The U.S. Securities and Exchange Commission (SEC) recently announced that an auditor based out of Silicon Valley has agreed to settle insider trading charges. He is being accused of trading on private information from a client that was on the verge of a merger that did that not go through.
The agency found that through his work at an independent audit firm, Nima Hedayati learned that California-based Lam Research Corp. (NASDAQ: LRCX) was making preparations to acquire KLA-Tencor Corp. (NASDAQ: KLAC). Each of the two companies manufactures equipment used in the creation of semiconductors. According to the report, Hedayati proceeded to purchase out-of-the money call options in KLA common stock in his brokerage account as well as his fiancée’s brokerage account, and he also encouraged his mother to purchase KLA common stock.
After merger plans were publicly announced, KLA’s stock price increased nearly 20%, and Hedayati and his mother collectively profited by more than $43,000 from the illegal trades. Once Hedayati’s employer discovered his misconduct he was terminated.

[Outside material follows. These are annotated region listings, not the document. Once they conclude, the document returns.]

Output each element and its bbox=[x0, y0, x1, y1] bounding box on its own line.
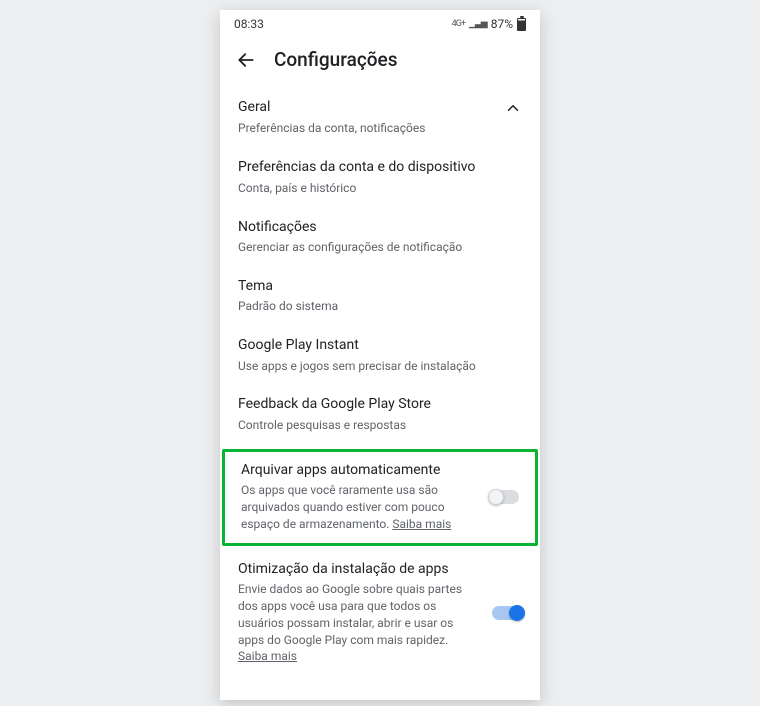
item-play-instant-title: Google Play Instant bbox=[238, 337, 512, 355]
item-auto-archive-title: Arquivar apps automaticamente bbox=[241, 462, 479, 480]
battery-percent: 87% bbox=[491, 17, 513, 31]
item-auto-archive-subtitle: Os apps que você raramente usa são arqui… bbox=[241, 482, 479, 532]
phone-screen: 08:33 4G+ ▁▃▅ 87% Configurações Geral Pr… bbox=[220, 10, 540, 700]
auto-archive-learn-more-link[interactable]: Saiba mais bbox=[392, 517, 451, 531]
back-arrow-icon[interactable] bbox=[236, 50, 256, 70]
battery-icon bbox=[517, 18, 526, 31]
auto-archive-toggle[interactable] bbox=[489, 490, 519, 504]
item-feedback-title: Feedback da Google Play Store bbox=[238, 396, 512, 414]
item-feedback-subtitle: Controle pesquisas e respostas bbox=[238, 417, 512, 434]
item-account-prefs-title: Preferências da conta e do dispositivo bbox=[238, 159, 512, 177]
page-title: Configurações bbox=[274, 48, 397, 71]
signal-icon: ▁▃▅ bbox=[469, 19, 487, 29]
item-install-optimization[interactable]: Otimização da instalação de apps Envie d… bbox=[220, 550, 540, 676]
network-indicator-icon: 4G+ bbox=[452, 19, 465, 29]
section-general[interactable]: Geral Preferências da conta, notificaçõe… bbox=[220, 87, 540, 148]
item-play-instant-subtitle: Use apps e jogos sem precisar de instala… bbox=[238, 358, 512, 375]
status-bar: 08:33 4G+ ▁▃▅ 87% bbox=[220, 10, 540, 38]
install-optimization-toggle[interactable] bbox=[492, 606, 522, 620]
settings-content: Geral Preferências da conta, notificaçõe… bbox=[220, 83, 540, 676]
item-install-optimization-subtitle-text: Envie dados ao Google sobre quais partes… bbox=[238, 582, 462, 646]
highlight-auto-archive: Arquivar apps automaticamente Os apps qu… bbox=[222, 449, 538, 546]
item-account-prefs[interactable]: Preferências da conta e do dispositivo C… bbox=[220, 148, 540, 207]
toggle-knob bbox=[488, 489, 504, 505]
item-theme[interactable]: Tema Padrão do sistema bbox=[220, 267, 540, 326]
item-notifications[interactable]: Notificações Gerenciar as configurações … bbox=[220, 208, 540, 267]
item-feedback[interactable]: Feedback da Google Play Store Controle p… bbox=[220, 385, 540, 444]
item-theme-subtitle: Padrão do sistema bbox=[238, 298, 512, 315]
section-general-subtitle: Preferências da conta, notificações bbox=[238, 120, 496, 137]
item-auto-archive[interactable]: Arquivar apps automaticamente Os apps qu… bbox=[225, 452, 535, 543]
section-general-title: Geral bbox=[238, 99, 496, 117]
item-install-optimization-subtitle: Envie dados ao Google sobre quais partes… bbox=[238, 581, 482, 665]
item-account-prefs-subtitle: Conta, país e histórico bbox=[238, 180, 512, 197]
item-install-optimization-title: Otimização da instalação de apps bbox=[238, 561, 482, 579]
status-right: 4G+ ▁▃▅ 87% bbox=[452, 17, 526, 31]
app-bar: Configurações bbox=[220, 38, 540, 83]
item-notifications-title: Notificações bbox=[238, 219, 512, 237]
chevron-up-icon bbox=[504, 99, 522, 117]
toggle-knob bbox=[509, 605, 525, 621]
item-notifications-subtitle: Gerenciar as configurações de notificaçã… bbox=[238, 239, 512, 256]
status-time: 08:33 bbox=[234, 17, 264, 31]
item-theme-title: Tema bbox=[238, 278, 512, 296]
item-play-instant[interactable]: Google Play Instant Use apps e jogos sem… bbox=[220, 326, 540, 385]
install-optimization-learn-more-link[interactable]: Saiba mais bbox=[238, 649, 297, 663]
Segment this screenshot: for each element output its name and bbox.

Jina Choi, Director of the SEC’s San Francisco Regional Office, commented:
Hedayati abused his important position of trust and responsibility by illicitly trading on an audit client’s nonpublic information in a quest for an easy profit, and it wound up costing him a lot more in the end.
Without admitting or denying the SEC’s findings, Hedayati agreed to pay disgorgement of $43,027.59 plus $1,269.70 in interest and a $43,027.59 penalty for a total of more than $87,000. Hedayati agreed to be suspended from appearing and practicing before the SEC as an accountant.
The SEC is permitting him to apply for reinstatement after five years.